Toutes les parties qui s’opposent concernant la réforme des retraites ont leurs « lignes rouges ». Parmi celles-ci, l’âge de départ, la durée de cotisation, les trimestres acquis, l’index seniors…

La « ligne rouge » est, dans la novlangue politique, parmi les concepts les plus populaires en ces temps de conflit social concernant les retraites. Telle organisation ne veut pas entendre parler d’augmentation des cotisations, telle autre estime qu’il faut des dérogations pour les carrières longues, etc. Nous avons tenté de recenser au moins une partie de ces limites voulues infranchissables dans le cadre de la réforme des retraites présentée par le gouvernement d’Elisabeth Borne.

Age : 64 ans, ce « n’est plus négociable » selon la première ministre

→ L’âge de départ à la retraite sera repoussé de 62 à 64 ans si la réforme est votée en l’état ; elle accélère également le « calendrier Touraine » de la réforme de 2014, qui augmente progressivement le nombre de trimestres à cotiser selon son année de naissance.

Les oppositions : c’est le point le plus emblématique de la réforme, celui qui crispe le plus ses adversaires. Les syndicats de salariés s’y opposent, tout comme les groupes d’opposition à l’Assemblée, à l’exception des députés Les Républicains (LR). Plusieurs centaines d’amendements ont été déposées pour abroger ce recul de l’âge de départ, inclus dans l’article 7, et 4 600 en tout concernant ce dernier et ses autres dispositions – comme les 172 trimestres de cotisation (soit quarante-trois ans) de la réforme Touraine qui ne devaient s’appliquer qu’à celles et ceux nés après le 1er janvier 1973, finalement ce sera huit ans plus tôt, le 1er janvier 1965.

Le gouvernement : Elisabeth Borne n’entend pas discuter le report de l’âge de départ à la retraite de 62 à 64 ans. « C’est nécessaire pour assurer l’équilibre du système », déclarait, dimanche 29 janvier, la première ministre, et c’est « le compromis que nous avons proposé après avoir entendu les organisations patronales et syndicales ». Au départ, l’âge de 65 ans avait été mentionné par le chef de l’Etat, avant de céder une année de cotisation et d’arriver à 64 ans, après négociation avec son allié du MoDem François Bayrou.

Augmenter les cotisations : une « ligne rouge » pour le gouvernement

→ Afin de garantir l’équilibre du système, il est techniquement possible d’augmenter les cotisations patronales et/ou salariales plutôt que d’allonger le temps de cotisation.

Les oppositions : plusieurs personnalités politiques ont proposé d’augmenter les cotisations des salariés et des entreprises pour améliorer le financement du système de retraites : 4,50 euros par mois pour Yannick Jadot (Europe Ecologie-Les Verts, EELV), « 2 ou 3 euros » mensuels pour Cyril Chabanier, le président de la CFTC.

Plusieurs amendements ont été déposés afin de souligner que le déficit du système actuel ne dépasserait pas 0,5 à 0,8 point de PIB d’ici à 2032, avant un retour progressif « à l’équilibre à l’horizon 2070 », comme dans celui de la députée du Rhône Marie-Charlotte Garin (Nouvelle Union populaire écologique et sociale, Nupes).
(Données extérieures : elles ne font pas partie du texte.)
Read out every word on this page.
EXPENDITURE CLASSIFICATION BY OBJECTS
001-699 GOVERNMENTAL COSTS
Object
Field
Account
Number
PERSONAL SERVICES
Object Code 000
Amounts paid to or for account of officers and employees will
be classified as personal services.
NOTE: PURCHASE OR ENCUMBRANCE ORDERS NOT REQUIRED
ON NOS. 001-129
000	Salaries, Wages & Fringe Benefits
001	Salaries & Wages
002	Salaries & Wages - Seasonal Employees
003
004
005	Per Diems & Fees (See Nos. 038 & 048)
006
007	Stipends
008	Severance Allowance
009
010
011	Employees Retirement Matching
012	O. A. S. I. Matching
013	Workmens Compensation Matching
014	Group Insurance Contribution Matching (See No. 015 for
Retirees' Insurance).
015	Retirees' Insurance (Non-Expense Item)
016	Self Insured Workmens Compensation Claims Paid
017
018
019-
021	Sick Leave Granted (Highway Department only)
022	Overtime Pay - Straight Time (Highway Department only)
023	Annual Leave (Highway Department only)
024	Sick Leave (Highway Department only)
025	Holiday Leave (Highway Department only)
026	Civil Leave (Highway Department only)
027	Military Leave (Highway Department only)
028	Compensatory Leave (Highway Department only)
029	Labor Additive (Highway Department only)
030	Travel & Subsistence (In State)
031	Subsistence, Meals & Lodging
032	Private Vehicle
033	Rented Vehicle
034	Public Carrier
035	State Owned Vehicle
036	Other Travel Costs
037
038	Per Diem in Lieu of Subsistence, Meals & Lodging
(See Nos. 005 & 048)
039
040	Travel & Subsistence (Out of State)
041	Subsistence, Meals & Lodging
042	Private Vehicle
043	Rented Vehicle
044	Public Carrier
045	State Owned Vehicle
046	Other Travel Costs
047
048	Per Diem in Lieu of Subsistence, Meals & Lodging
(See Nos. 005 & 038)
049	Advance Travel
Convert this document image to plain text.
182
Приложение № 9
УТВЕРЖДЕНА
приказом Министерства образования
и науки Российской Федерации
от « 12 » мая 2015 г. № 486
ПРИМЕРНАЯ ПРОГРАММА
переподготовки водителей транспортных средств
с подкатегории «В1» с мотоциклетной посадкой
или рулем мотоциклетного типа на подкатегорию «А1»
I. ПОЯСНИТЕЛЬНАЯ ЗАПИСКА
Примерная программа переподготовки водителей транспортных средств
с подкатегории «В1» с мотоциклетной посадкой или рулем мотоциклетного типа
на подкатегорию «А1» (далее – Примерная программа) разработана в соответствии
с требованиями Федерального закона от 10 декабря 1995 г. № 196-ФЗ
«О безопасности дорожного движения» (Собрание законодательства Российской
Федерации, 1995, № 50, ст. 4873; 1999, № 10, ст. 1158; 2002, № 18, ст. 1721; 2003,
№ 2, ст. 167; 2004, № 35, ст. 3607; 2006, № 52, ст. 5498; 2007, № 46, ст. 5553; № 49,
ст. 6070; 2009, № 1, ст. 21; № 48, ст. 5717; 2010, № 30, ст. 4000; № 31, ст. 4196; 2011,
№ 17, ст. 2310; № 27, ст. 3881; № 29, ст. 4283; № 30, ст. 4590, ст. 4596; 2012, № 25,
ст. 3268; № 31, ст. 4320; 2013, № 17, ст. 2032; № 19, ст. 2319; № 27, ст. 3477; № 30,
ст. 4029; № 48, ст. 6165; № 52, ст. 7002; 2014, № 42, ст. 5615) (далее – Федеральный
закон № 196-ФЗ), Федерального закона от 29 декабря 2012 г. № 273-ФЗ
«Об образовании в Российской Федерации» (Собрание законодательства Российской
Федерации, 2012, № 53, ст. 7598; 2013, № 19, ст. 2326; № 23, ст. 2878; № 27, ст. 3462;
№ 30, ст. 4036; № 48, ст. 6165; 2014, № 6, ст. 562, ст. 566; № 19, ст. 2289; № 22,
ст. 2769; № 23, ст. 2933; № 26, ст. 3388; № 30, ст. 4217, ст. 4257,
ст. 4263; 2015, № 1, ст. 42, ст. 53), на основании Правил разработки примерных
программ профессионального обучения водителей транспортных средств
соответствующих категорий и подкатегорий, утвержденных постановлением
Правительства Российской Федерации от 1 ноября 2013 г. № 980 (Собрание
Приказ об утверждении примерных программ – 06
Un déficit qui pourrait être jugulé en augmentant les parts payées respectivement par les salariés et par leurs employeurs.

Le gouvernement : questionné sur l’activation de ce levier pour combler les déficits à venir, le gouvernement s’est montré inflexible, ayant pour totem de ne « pas augmenter le coût du travail ». C’est « une ligne rouge », répète Mme Borne, par exemple le 3 janvier sur Franceinfo.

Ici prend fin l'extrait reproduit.